Can a Full Bladder Make You a Better Liar?

iStock
iStock | iStock

Your little white lie might go over best if you say it right before you head to the bathroom. A new study finds that a full bladder makes people more natural liars. The study is published in Consciousness and Cognition

In order to examine what’s called the inhibitory-spillover effect, in which the act of performing one task helps us to accomplish another, Claremont Graduate University and California State University–Fullerton researchers had participants drink water, and then lie.

After all participants used the bathroom to ensure a level playing field, they were divided into two groups. One group was instructed to drink five cups of water, while the other group, the control, was told to drink just five sips. Both groups waited about 45 minutes, enough time for the full-bladder group to begin to feel antsy about needing to pee. Then, randomly selected participants sat down with an interviewer and lied about their opinions on certain topics, attempting to convince the interviewer of their sincerity. (They were told they would receive gift cards for fooling the interviewers.) Other participants were told to tell the truth about their opinions. The interactions were taped, and later another group of observers watched the videos to judge the participants' behavior. They assessed apparent levels of anxiety and confidence to determine whether it seemed like that person was lying or telling the truth. 

The participants who had full bladders were deemed better liars. They showed fewer behaviors that might indicate they were lying, and more that indicated they were telling the truth—and they told longer, more complex fabrications than the people who really were telling the truth. The same pattern did not apply to those who only drank a little water, and so didn't have any bladder pressure to distract them.

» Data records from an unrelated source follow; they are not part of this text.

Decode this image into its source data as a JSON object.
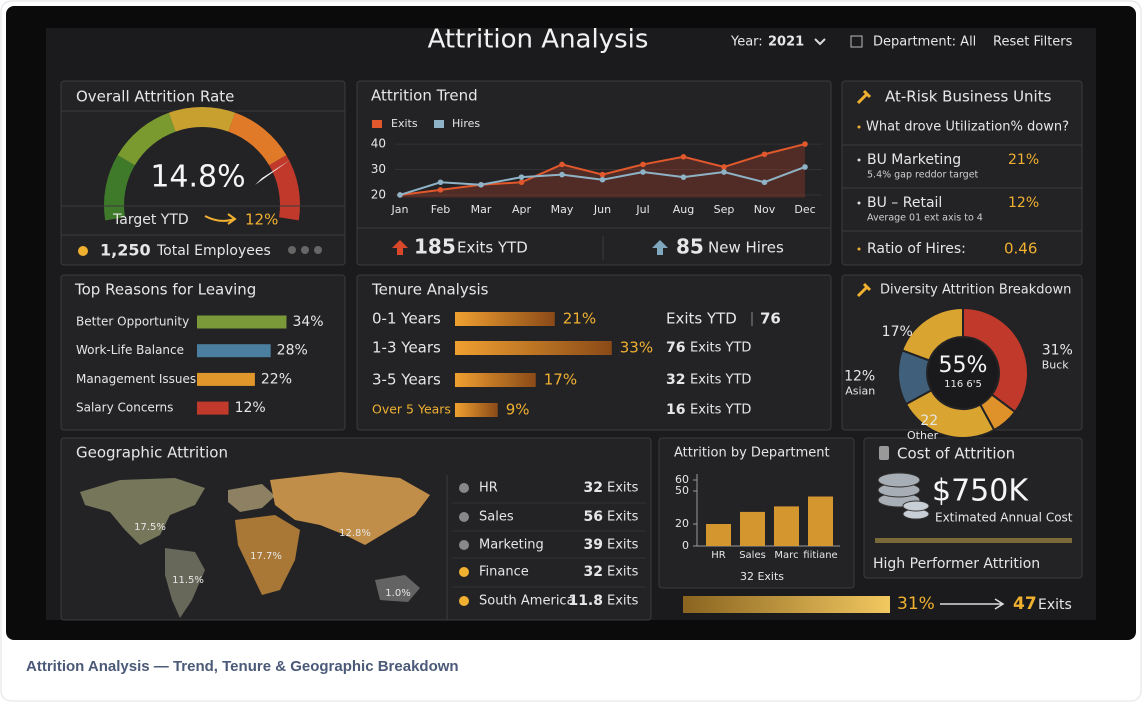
{
  "header": {
    "title": "Attrition Analysis",
    "year_label": "Year:",
    "year": "2021",
    "department": "Department: All",
    "reset": "Reset Filters"
  },
  "overall": {
    "title": "Overall Attrition Rate",
    "rate": "14.8%",
    "target_label": "Target YTD",
    "target": "12%",
    "employees": "1,250",
    "employees_label": "Total Employees"
  },
  "trend": {
    "type": "line",
    "title": "Attrition Trend",
    "categories": [
      "Jan",
      "Feb",
      "Mar",
      "Apr",
      "May",
      "Jun",
      "Jul",
      "Aug",
      "Sep",
      "Nov",
      "Dec"
    ],
    "series": [
      {
        "name": "Exits",
        "color": "#e0582b",
        "values": [
          20,
          22,
          24,
          25,
          32,
          28,
          32,
          35,
          31,
          36,
          40
        ]
      },
      {
        "name": "Hires",
        "color": "#8fb3c6",
        "values": [
          20,
          25,
          24,
          27,
          28,
          26,
          29,
          27,
          29,
          25,
          31
        ]
      }
    ],
    "ylim": [
      19,
      42
    ],
    "yticks": [
      20,
      30,
      40
    ],
    "exits": "185",
    "exits_label": "Exits YTD",
    "hires": "85",
    "hires_label": "New Hires"
  },
  "at_risk": {
    "title": "At-Risk Business Units",
    "question": "What drove Utilization% down?",
    "units": [
      {
        "name": "BU Marketing",
        "value": "21%",
        "note": "5.4% gap reddor target"
      },
      {
        "name": "BU – Retail",
        "value": "12%",
        "note": "Average 01 ext axis to 4"
      }
    ],
    "ratio_label": "Ratio of Hires:",
    "ratio": "0.46"
  },
  "reasons": {
    "type": "bar",
    "title": "Top Reasons for Leaving",
    "categories": [
      "Better Opportunity",
      "Work-Life Balance",
      "Management Issues",
      "Salary Concerns"
    ],
    "values": [
      34,
      28,
      22,
      12
    ],
    "value_labels": [
      "34%",
      "28%",
      "22%",
      "12%"
    ],
    "colors": [
      "#7a9a3a",
      "#4a7fa0",
      "#e0962a",
      "#c0392b"
    ],
    "xlim": [
      0,
      38
    ]
  },
  "tenure": {
    "type": "bar",
    "title": "Tenure Analysis",
    "categories": [
      "0-1 Years",
      "1-3 Years",
      "3-5 Years",
      "Over 5 Years"
    ],
    "values": [
      21,
      33,
      17,
      9
    ],
    "value_labels": [
      "21%",
      "33%",
      "17%",
      "9%"
    ],
    "color": "#e0962a",
    "xlim": [
      0,
      40
    ],
    "exits": [
      {
        "label": "Exits YTD",
        "count": "76"
      },
      {
        "count": "76",
        "label": "Exits YTD"
      },
      {
        "count": "32",
        "label": "Exits YTD"
      },
      {
        "count": "16",
        "label": "Exits YTD"
      }
    ]
  },
  "diversity": {
    "type": "pie",
    "title": "Diversity Attrition Breakdown",
    "categories": [
      "Buck",
      null,
      "Other",
      "Asian",
      null
    ],
    "values": [
      31,
      6,
      22,
      12,
      17
    ],
    "value_labels": [
      "31%",
      null,
      "22",
      "12%",
      "17%"
    ],
    "colors": [
      "#c0392b",
      "#e0922a",
      "#d9a530",
      "#3f5f7a",
      "#d9a530"
    ],
    "center_value": "55%",
    "center_note": "116 6'5"
  },
  "geo": {
    "title": "Geographic Attrition",
    "map_labels": [
      "17.5%",
      "12.8%",
      "17.7%",
      "11.5%",
      "1.0%"
    ],
    "rows": [
      {
        "name": "HR",
        "count": "32",
        "unit": "Exits"
      },
      {
        "name": "Sales",
        "count": "56",
        "unit": "Exits"
      },
      {
        "name": "Marketing",
        "count": "39",
        "unit": "Exits"
      },
      {
        "name": "Finance",
        "count": "32",
        "unit": "Exits"
      },
      {
        "name": "South America",
        "count": "11.8",
        "unit": "Exits"
      }
    ]
  },
  "department": {
    "type": "bar",
    "title": "Attrition by Department",
    "categories": [
      "HR",
      "Sales",
      "Marc",
      "fiitiane"
    ],
    "values": [
      20,
      31,
      36,
      45
    ],
    "ylim": [
      0,
      60
    ],
    "yticks": [
      0,
      20,
      50,
      60
    ],
    "color": "#d4962e",
    "footer": "32 Exits"
  },
  "cost": {
    "title": "Cost of Attrition",
    "amount": "$750K",
    "amount_label": "Extimated Annual Cost",
    "high_performer": "High Performer Attrition",
    "rate": "31%",
    "exits": "47",
    "exits_label": "Exits"
  },
  "caption": "Attrition Analysis — Trend, Tenure & Geographic Breakdown"
}
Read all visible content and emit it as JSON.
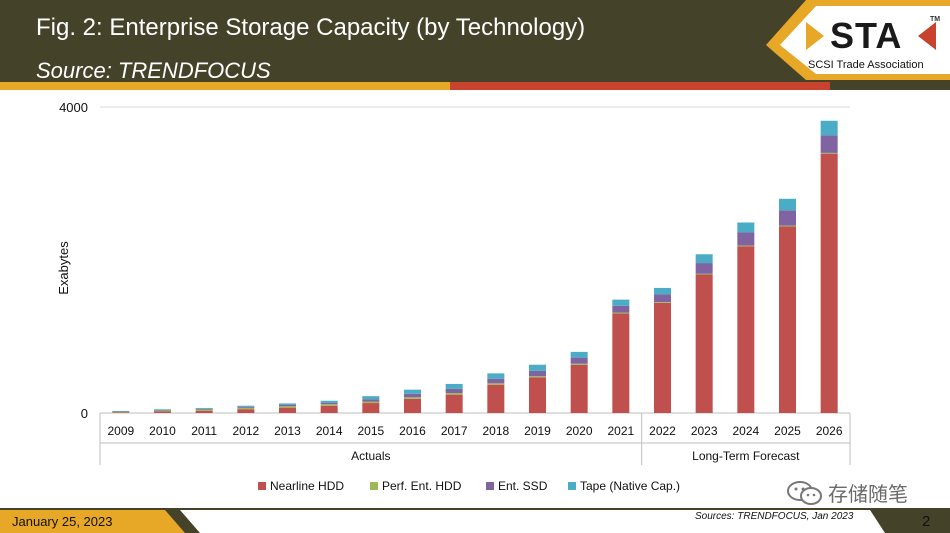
{
  "header": {
    "title": "Fig. 2: Enterprise Storage Capacity (by Technology)",
    "subtitle": "Source: TRENDFOCUS"
  },
  "logo": {
    "name": "STA",
    "tm": "TM",
    "tagline": "SCSI Trade Association"
  },
  "footer": {
    "date": "January 25, 2023",
    "sources": "Sources: TRENDFOCUS, Jan 2023",
    "page": "2"
  },
  "watermark": "存储随笔",
  "colors": {
    "nearline": "#c0504d",
    "perf": "#9bbb59",
    "ssd": "#8064a2",
    "tape": "#4bacc6",
    "header_bg": "#44432a",
    "gold": "#e7a727",
    "red": "#c8432d"
  },
  "chart_data": {
    "type": "bar",
    "stacked": true,
    "title": "Enterprise Storage Capacity (by Technology)",
    "ylabel": "Exabytes",
    "ylim": [
      0,
      4000
    ],
    "yticks": [
      "0",
      "4000"
    ],
    "categories": [
      "2009",
      "2010",
      "2011",
      "2012",
      "2013",
      "2014",
      "2015",
      "2016",
      "2017",
      "2018",
      "2019",
      "2020",
      "2021",
      "2022",
      "2023",
      "2024",
      "2025",
      "2026"
    ],
    "groups": [
      {
        "label": "Actuals",
        "from": 0,
        "to": 12
      },
      {
        "label": "Long-Term Forecast",
        "from": 13,
        "to": 17
      }
    ],
    "series": [
      {
        "name": "Nearline HDD",
        "color": "#c0504d",
        "values": [
          8,
          20,
          30,
          50,
          70,
          95,
          130,
          185,
          240,
          370,
          465,
          630,
          1300,
          1440,
          1810,
          2180,
          2440,
          3390
        ]
      },
      {
        "name": "Perf. Ent. HDD",
        "color": "#9bbb59",
        "values": [
          10,
          14,
          16,
          18,
          20,
          20,
          20,
          20,
          20,
          18,
          16,
          14,
          12,
          10,
          10,
          10,
          10,
          10
        ]
      },
      {
        "name": "Ent. SSD",
        "color": "#8064a2",
        "values": [
          2,
          4,
          8,
          12,
          15,
          20,
          30,
          45,
          55,
          60,
          70,
          80,
          90,
          100,
          140,
          170,
          200,
          230
        ]
      },
      {
        "name": "Tape (Native Cap.)",
        "color": "#4bacc6",
        "values": [
          5,
          10,
          12,
          15,
          20,
          25,
          40,
          55,
          65,
          70,
          80,
          75,
          80,
          85,
          115,
          130,
          150,
          190
        ]
      }
    ],
    "legend_position": "bottom"
  }
}
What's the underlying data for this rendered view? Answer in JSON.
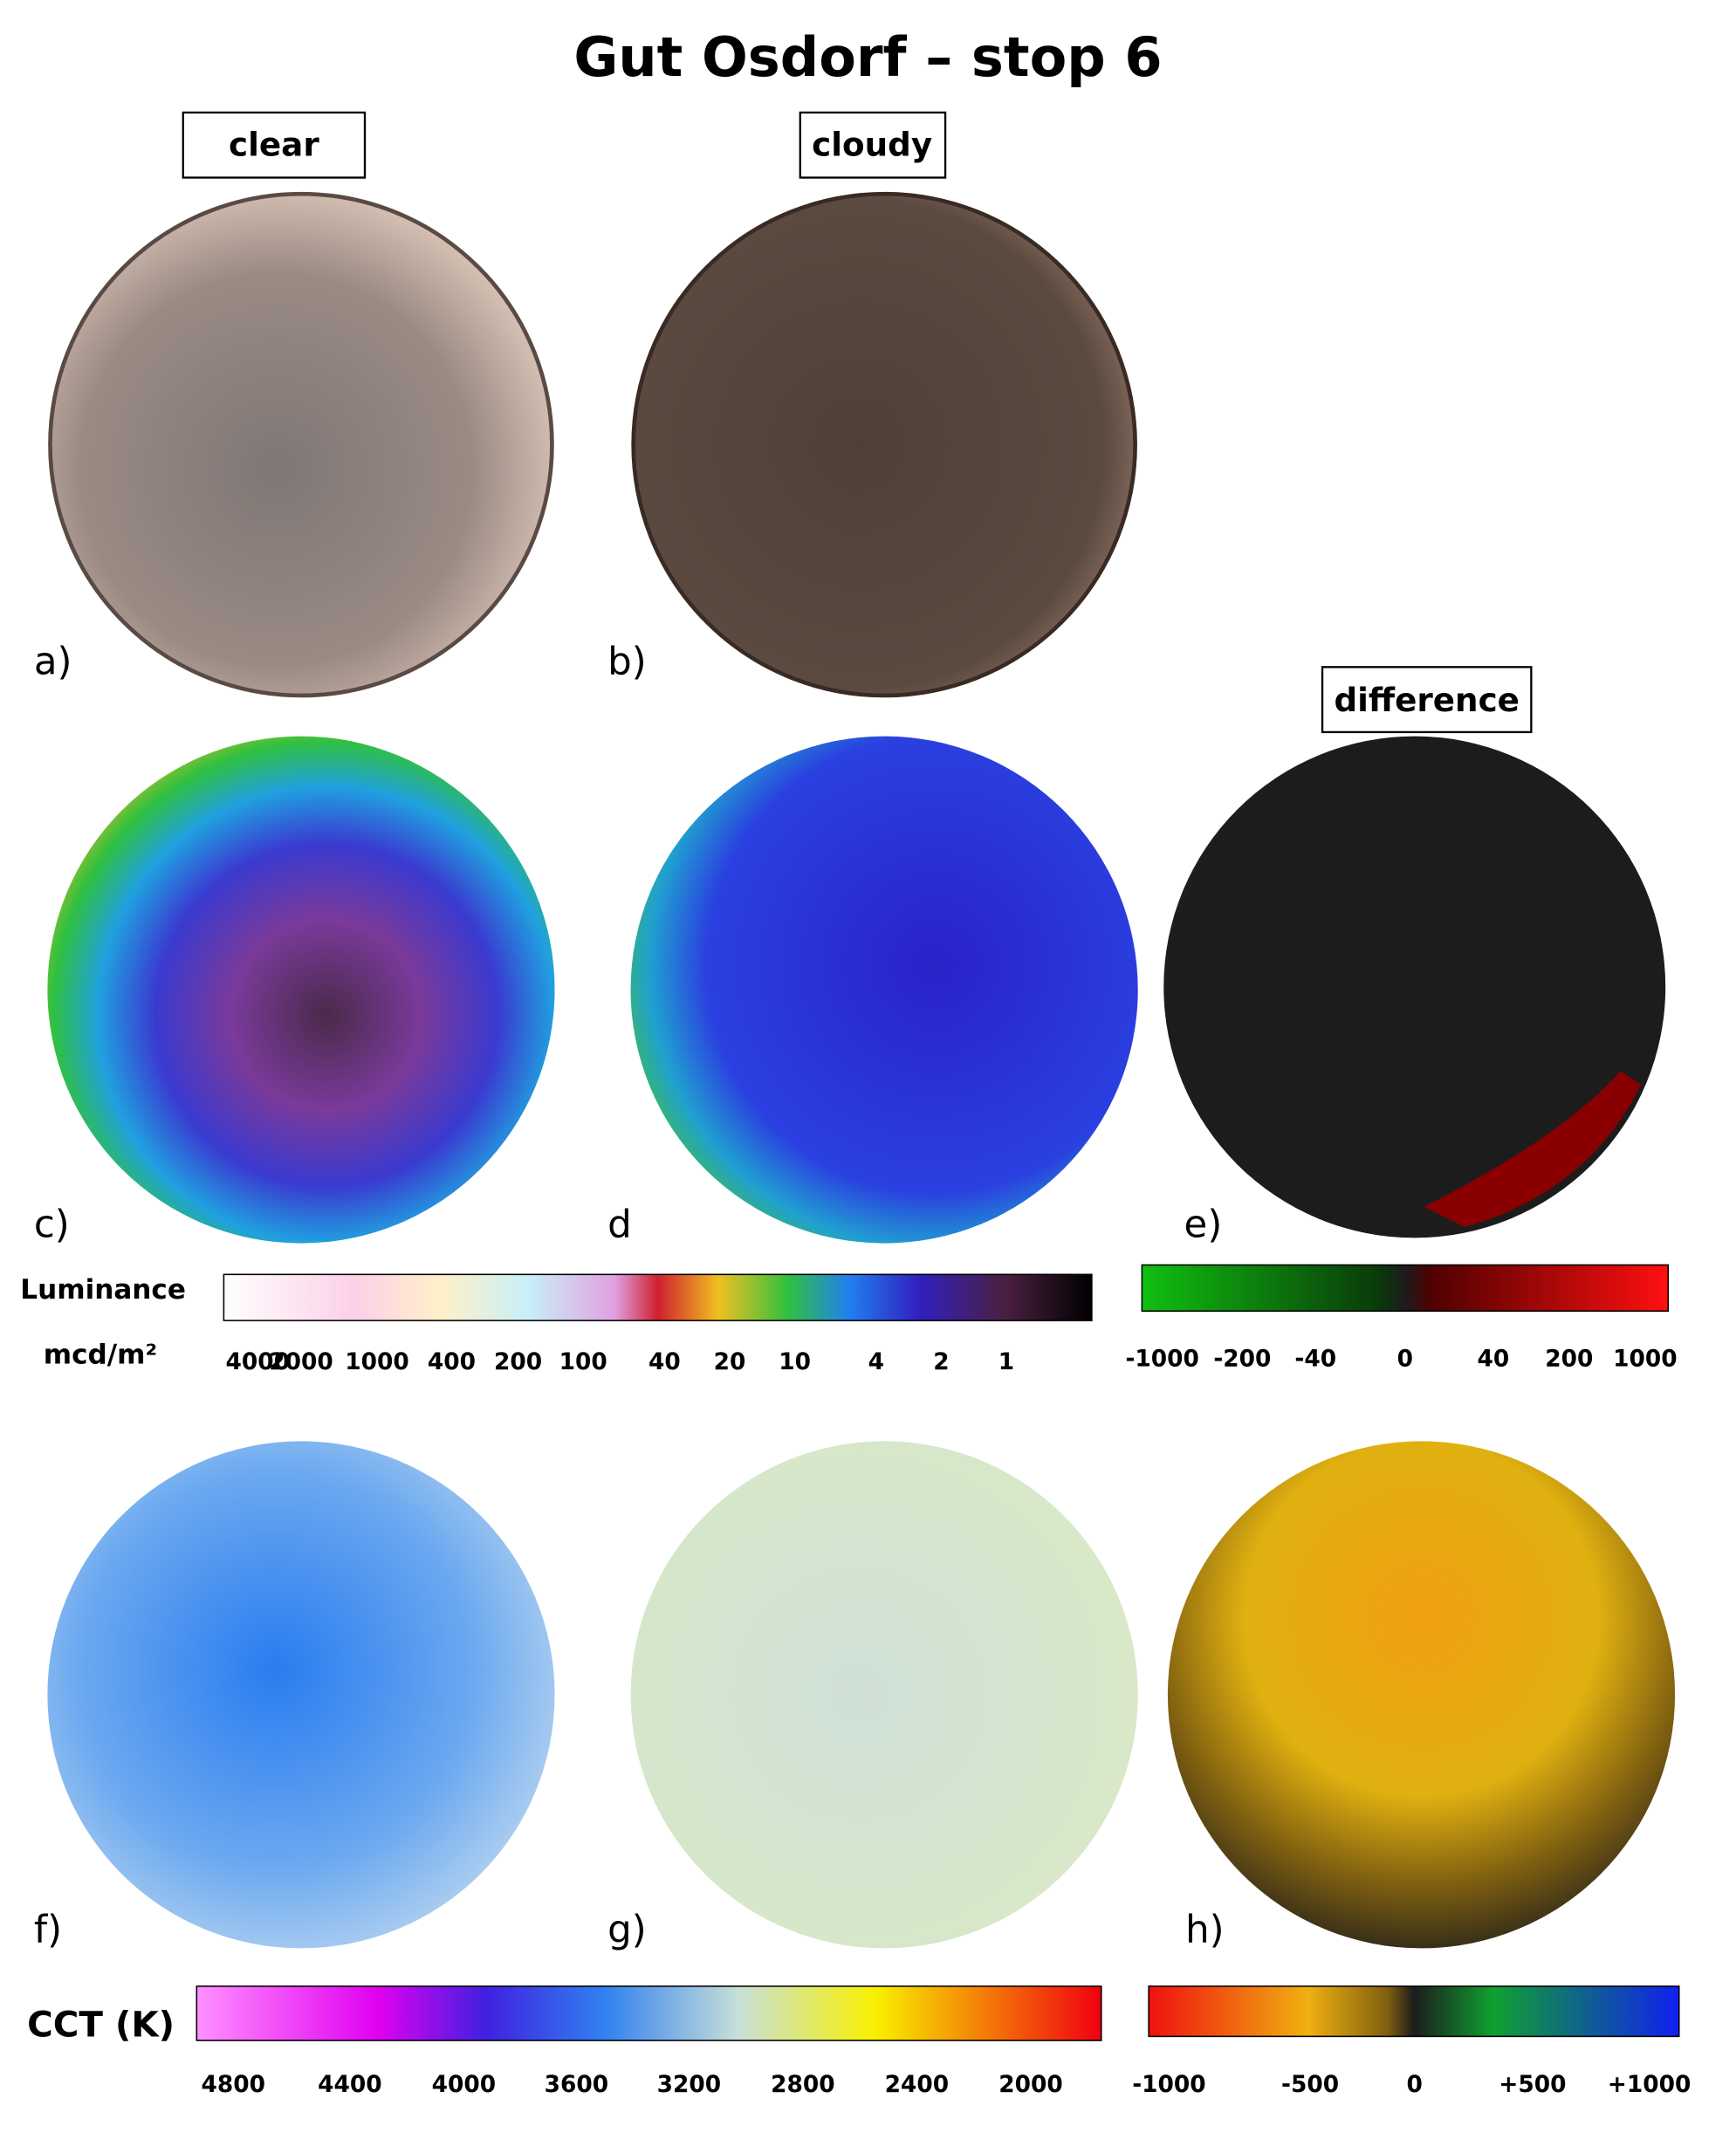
{
  "title": "Gut Osdorf – stop 6",
  "headers": {
    "clear": "clear",
    "cloudy": "cloudy",
    "difference": "difference"
  },
  "panels": [
    "a)",
    "b)",
    "c)",
    "d",
    "e)",
    "f)",
    "g)",
    "h)"
  ],
  "luminance_scale": {
    "title": "Luminance",
    "unit": "mcd/m²",
    "ticks": [
      4000,
      2000,
      1000,
      400,
      200,
      100,
      40,
      20,
      10,
      4,
      2,
      1
    ]
  },
  "luminance_difference_scale": {
    "ticks": [
      -1000,
      -200,
      -40,
      0,
      40,
      200,
      1000
    ]
  },
  "cct_scale": {
    "title": "CCT (K)",
    "ticks": [
      4800,
      4400,
      4000,
      3600,
      3200,
      2800,
      2400,
      2000
    ]
  },
  "cct_difference_scale": {
    "ticks": [
      -1000,
      -500,
      0,
      "+500",
      "+1000"
    ]
  }
}
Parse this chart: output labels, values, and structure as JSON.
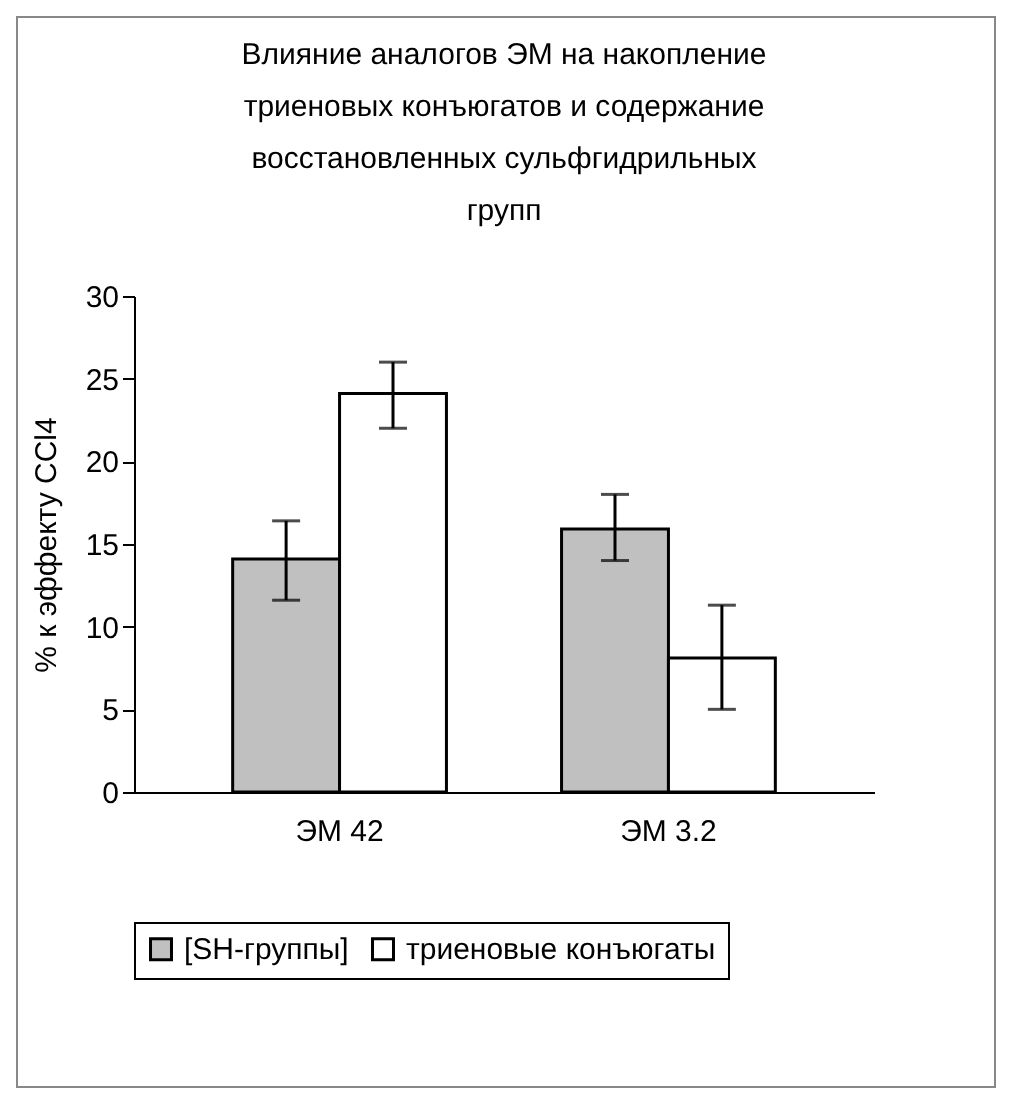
{
  "chart_data": {
    "type": "bar",
    "title": "Влияние аналогов ЭМ на накопление триеновых конъюгатов и содержание восстановленных сульфгидрильных групп",
    "ylabel": "% к эффекту CCl4",
    "categories": [
      "ЭМ 42",
      "ЭМ 3.2"
    ],
    "series": [
      {
        "name": "[SH-группы]",
        "color": "#c0c0c0",
        "values": [
          14.1,
          15.9
        ],
        "errors": [
          [
            11.6,
            16.4
          ],
          [
            14,
            18
          ]
        ]
      },
      {
        "name": "триеновые конъюгаты",
        "color": "#ffffff",
        "values": [
          24.1,
          8.1
        ],
        "errors": [
          [
            22,
            26
          ],
          [
            5,
            11.3
          ]
        ]
      }
    ],
    "ylim": [
      0,
      30
    ],
    "yticks": [
      0,
      5,
      10,
      15,
      20,
      25,
      30
    ],
    "grid": false,
    "legend": "bottom"
  }
}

The results suggest that holding a full bladder boosted the liars’ ability to inhibit their instinctive truth-telling tendencies. Normally, in order to lie, you have to overcome a natural inclination to tell the truth, which requires a certain degree of conscious control over that instinct. It could be that because the participants' full bladders distracted them from the task at hand, they didn't focus as much on the act of lying, which in turn made them behave more naturally during their deception.

Though it may seem like a strange connection, previous research has also indicated that the self-control you exert to keep from wetting yourself can spill over into other domains of self-control, like waiting longer for a larger reward.   

But before you try out this method, ask yourself: Are these benefits worth a bladder infection?